Geoffrey Fox:


In the Native American Film and Video Festival held at the Museum of the American Indian in New York City, September 1995, one of the video artists was a short man with a feather headband and geometric patterns painted across his face who let it be known through a chain of interpreters-- from his language to Portuguese to Spanish and English -- how uncomfortable he was wearing pants and shoes.

He had brought his videos from the forest of northern Brazil, near the Surinam border, where the remnants of once-larger pre-Columbian groups had fled Brazilian road-builders and prospectors to constitute a new tribe.

Brazilian anthropologists had introduced the videocam, and the tribe decided that he, their traditional story-teller, should document their dances and rites.

Now, by his images and (multiply-translated) words, he brought before an international audience in New York his critique of the urban culture his people insisted on rejecting.

Other people from the "margins" of the America's urban cultures are using the new information technology in equally surprising ways.
The Mayan rebels of the Ejercito Zapatista de Liberacion Nacional inform the whole world of their positions and have even conducted an international poll on what their policies should be, through the internet.
Rural communities in Colombia are recovering, or perhaps inventing, traditional stories through filmed or videotaped dramatizations, Native Canadians transmit local and international news, greetings and cultural programs, in all their native languages, via TV satellite, and so on.

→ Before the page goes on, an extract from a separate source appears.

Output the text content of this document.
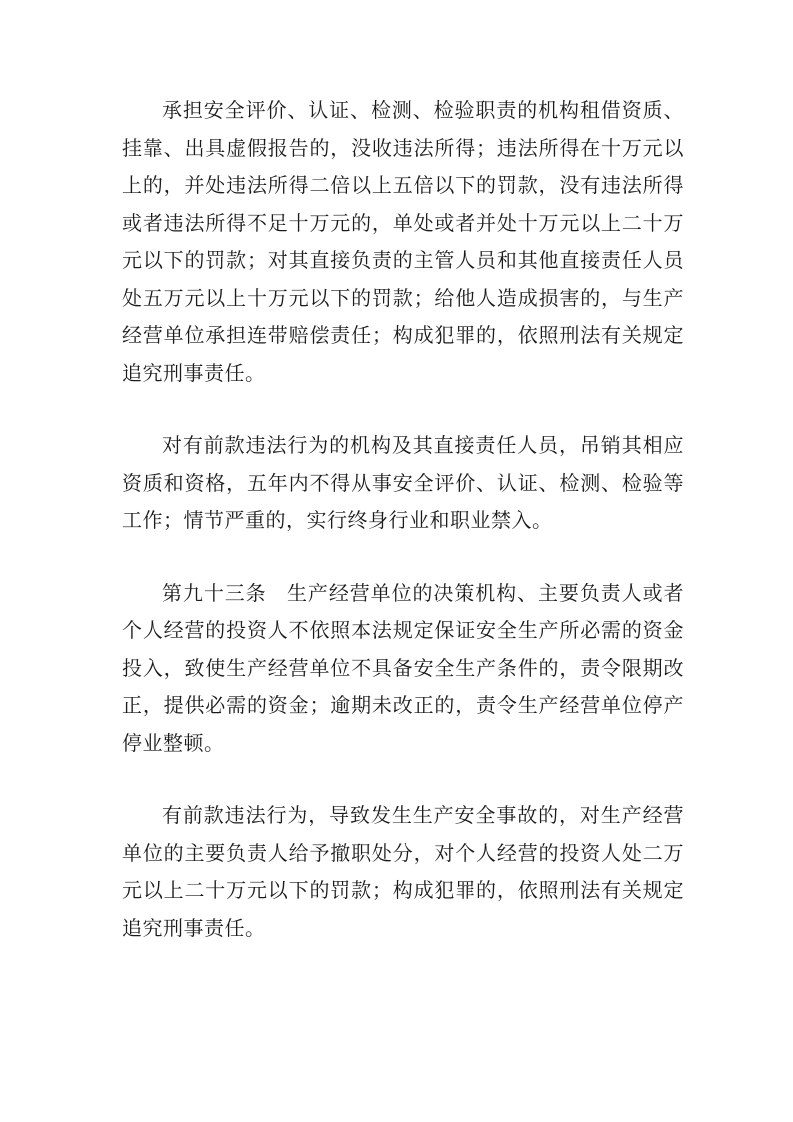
承担安全评价、认证、检测、检验职责的机构租借资质、挂靠、出具虚假报告的，没收违法所得；违法所得在十万元以上的，并处违法所得二倍以上五倍以下的罚款，没有违法所得或者违法所得不足十万元的，单处或者并处十万元以上二十万元以下的罚款；对其直接负责的主管人员和其他直接责任人员处五万元以上十万元以下的罚款；给他人造成损害的，与生产经营单位承担连带赔偿责任；构成犯罪的，依照刑法有关规定追究刑事责任。

对有前款违法行为的机构及其直接责任人员，吊销其相应资质和资格，五年内不得从事安全评价、认证、检测、检验等工作；情节严重的，实行终身行业和职业禁入。

第九十三条 生产经营单位的决策机构、主要负责人或者个人经营的投资人不依照本法规定保证安全生产所必需的资金投入，致使生产经营单位不具备安全生产条件的，责令限期改正，提供必需的资金；逾期未改正的，责令生产经营单位停产停业整顿。

有前款违法行为，导致发生生产安全事故的，对生产经营单位的主要负责人给予撤职处分，对个人经营的投资人处二万元以上二十万元以下的罚款；构成犯罪的，依照刑法有关规定追究刑事责任。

Christine Boyer is quite right: the old categories of "center" and "periphery," "First World" and "Third World," and even the rapidly aging category of "postmodern" no longer help to explain anything.

Saskia Sassen has also made the point, though not in this intervention, that North America is becoming "Latinized" or even "Third-Worldized," as conditions of exploitation of cheap labor long familiar in Latin America are reproduced in the sweatshops of Los Angeles, New York, Chicago and the border towns;
at the same time, overseas investment in Latin America by North American, European and Asian firms creates pockets of relatively high-wage, high-technology industry that destabilizes the economies of surrounding areas, stimulating urban and international migration and further confusing the distinctions between Latin American and North American ways of life.

As Tom Angotti points out forcefully, the sharpest contradictions today are not between a neocolonial Latin America and a hegemonic North America, but between those with greater wealth, power and information access and those with less.

What is new and potentially disruptive of the old patterns of exploitation is that wealth, power (e.g., political and military) and information access are not necessarily correlated.
Information technology is becoming cheaper, more widely available, and more effective -- farther reaching and faster -- all the time. With only a little assistance from outside groups, such as the Brazilian anthropologists with a videocam or Subcomandante Marcos of the Zapatistas and his familiarity with computers, or artists who hand out cheap cameras to slum children in Washington, DC, or Bogota, this technology reaches the hands of people who have a startlingly different sort of information to convey. The lack of a decent formal education in reading and writing is no serious obstacle for those working with sound and images; in fact, people without such formal education often grasp the potentialities of the new media faster than those with it. And the internet, which still consists mostly of written text (though this is changing), may turn out to be the most effective way to encourage people to overcome any deficits they have in literacy.
Nor does depriving a favela or barrio of telephone lines create an insuperable obstacle to communications in the age of cellular telephony and other technologies still emerging.

I do not believe that information equals power -- there are too many ignorant tyrants for us to believe that oversimplified equation -- but access to information, and to the ability to impart information, is a resource that can be used to gain power.
The Zapatistas have used it to gain popular support throughout Mexico and the world, other "Indians" of the Americas use it to defend their communities and to prepare them to deal with the outside world, and everybody -- even those whose access to the new technology is limited to watching the programming on O Globo -- becomes aware of alternative ways of life and the existence of distant cities, destroying the ignorance and isolation which have always been the first line of defense of despotism.